1

I'm kind of starting in Javascript and I need help to figure out how can I make this code synchronous while looping through for loop. Basically what I'm doing is making multiple POST requests inside for loops and then im scrapping the data using the library X-Ray and finally I'm saving the result to a Mongo Database. The output is ok but it comes in unordered way and suddenly hangs and I have to force close using ctrl+C. This is my function:

  function getdata() {
  const startYear = 1996;
  const currentYear = 1998; // new Date().getFullYear()

for (let i = startYear; i <= currentYear; i++) {
for (let j = 1; j <= 12; j++) {
  if (i === startYear) {
    j = 12;
  }

  // Form to be sent
  const form = {
    year: `${i}`,
    month: `${j}`,
    day: '01',
  };

  const formData = querystring.stringify(form);
  const contentLength = formData.length;

  // Make HTTP Request
  request({
    headers: {
      'Content-Length': contentLength,
      'Content-Type': 'application/x-www-form-urlencoded',
    },
    uri: 'https://www.ipma.pt/pt/geofisica/sismologia/',
    body: formData,
    method: 'POST',
  }, (err, res, html) => {

    if (!err && res.statusCode === 200) {

      // Scrapping data with X-Ray
      x(html, '#divID0 > table > tr', {
        date: '.block90w',
        lat: 'td:nth-child(2)',
        lon: 'td:nth-child(3)',
        prof: 'td:nth-child(4)',
        mag: 'td:nth-child(5)',
        local: 'td:nth-child(6)',
        degree: 'td:nth-child(7)',
      })((error, obj) => {

        const result = {
          date: obj.date,
          lat: obj.lat.replace(',', '.'),
          lon: obj.lon.replace(',', '.'),
          prof: obj.prof == '-' ? null : obj.prof.replace(',', '.'),
          mag: obj.mag.replace(',', '.'),
          local: obj.local,
          degree: obj.degree,
        };

        // console.log(result);

        upsertEarthquake(result); // save to DB

      });

    }


  });

  }
  }
  }

I guess I have to use promises or callbacks but I can't understand how to do this, and I already tried using async await but with no success. If any additional info needs to be provided please tell me, thanks.

eLRuLL
  • 18,488
  • 9
  • 73
  • 99
Th3Guy
  • 21
  • 1
  • 8

3 Answers3

1

You are calling the request inside a loop.
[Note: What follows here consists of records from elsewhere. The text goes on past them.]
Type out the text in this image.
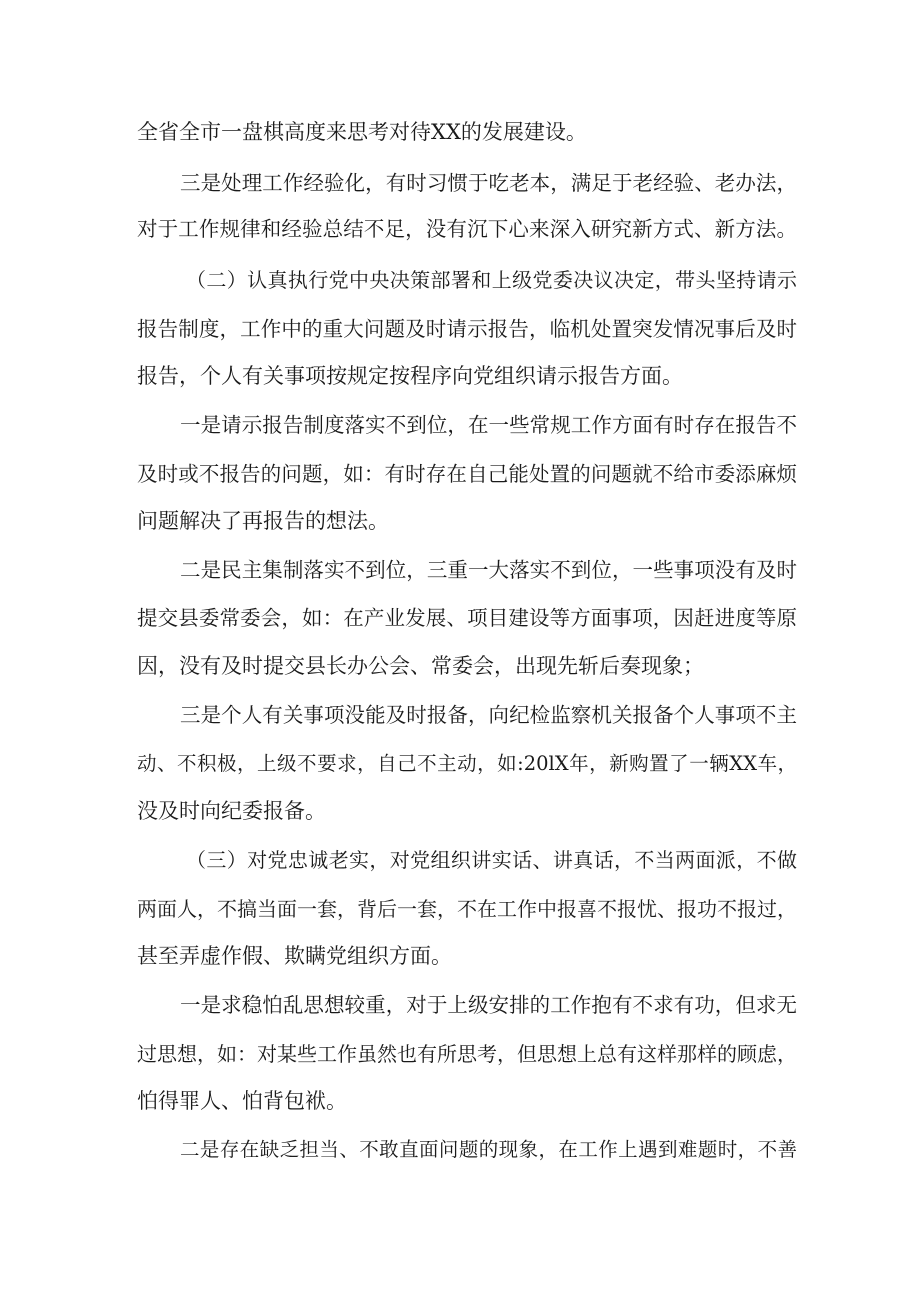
全省全市一盘棋高度来思考对待XX的发展建设。
三是处理工作经验化，有时习惯于吃老本，满足于老经验、老办法，
对于工作规律和经验总结不足，没有沉下心来深入研究新方式、新方法。
（二）认真执行党中央决策部署和上级党委决议决定，带头坚持请示
报告制度，工作中的重大问题及时请示报告，临机处置突发情况事后及时
报告，个人有关事项按规定按程序向党组织请示报告方面。
一是请示报告制度落实不到位，在一些常规工作方面有时存在报告不
及时或不报告的问题，如：有时存在自己能处置的问题就不给市委添麻烦
问题解决了再报告的想法。
二是民主集制落实不到位，三重一大落实不到位，一些事项没有及时
提交县委常委会，如：在产业发展、项目建设等方面事项，因赶进度等原
因，没有及时提交县长办公会、常委会，出现先斩后奏现象；
三是个人有关事项没能及时报备，向纪检监察机关报备个人事项不主
动、不积极，上级不要求，自己不主动，如:20lX年，新购置了一辆XX车，
没及时向纪委报备。
（三）对党忠诚老实，对党组织讲实话、讲真话，不当两面派，不做
两面人，不搞当面一套，背后一套，不在工作中报喜不报忧、报功不报过，
甚至弄虚作假、欺瞒党组织方面。
一是求稳怕乱思想较重，对于上级安排的工作抱有不求有功，但求无
过思想，如：对某些工作虽然也有所思考，但思想上总有这样那样的顾虑，
怕得罪人、怕背包袱。
二是存在缺乏担当、不敢直面问题的现象，在工作上遇到难题时，不善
Async functions are functions where getting the result (A.K.A., receiving a response in the callback function) is made after the main thread logic has ended.

This way, if we have this:

for (var i = 0; i < 12; i++) {
    request({
        data: i
    }, function(error, data) {
        // This is the request result, inside a callback function
    });
}

The logic will be to run over the 12 requests before calling the callbacks, so the callbacks will be stacked and called after all the main loop is run.

Without entering all the ES6 generators thing (As I think that it makes it a bit more complicated and also learning at low-level what is happening is better for you), what you have to do is to call the request, wait for his callback function to be called and call the next request. How to do that? There's a bunch of ways, but I usually go like this:

var i= 0;
function callNext() {
    if (i>= 12) {
        requestEnded();
    } else {
        request({
            data: i++ // Increment the counter as we are not inside a for loop that increments it
        }, function(error, data) {
            // Do something with the data, and also check if an error was received and act accordingly, which is very much possible when talking about internet requests
            console.log(error, data);
            // Call the next request inside the callback, so we are sure that the next request is ran just after this request has ended
            callNext();
        })
    }
}
callNext();

requestEnded() {
    console.log("Yay");
}

Here you see the logic. You have a function named callNext which will make the next call or call requestEnded if no more calls are needed.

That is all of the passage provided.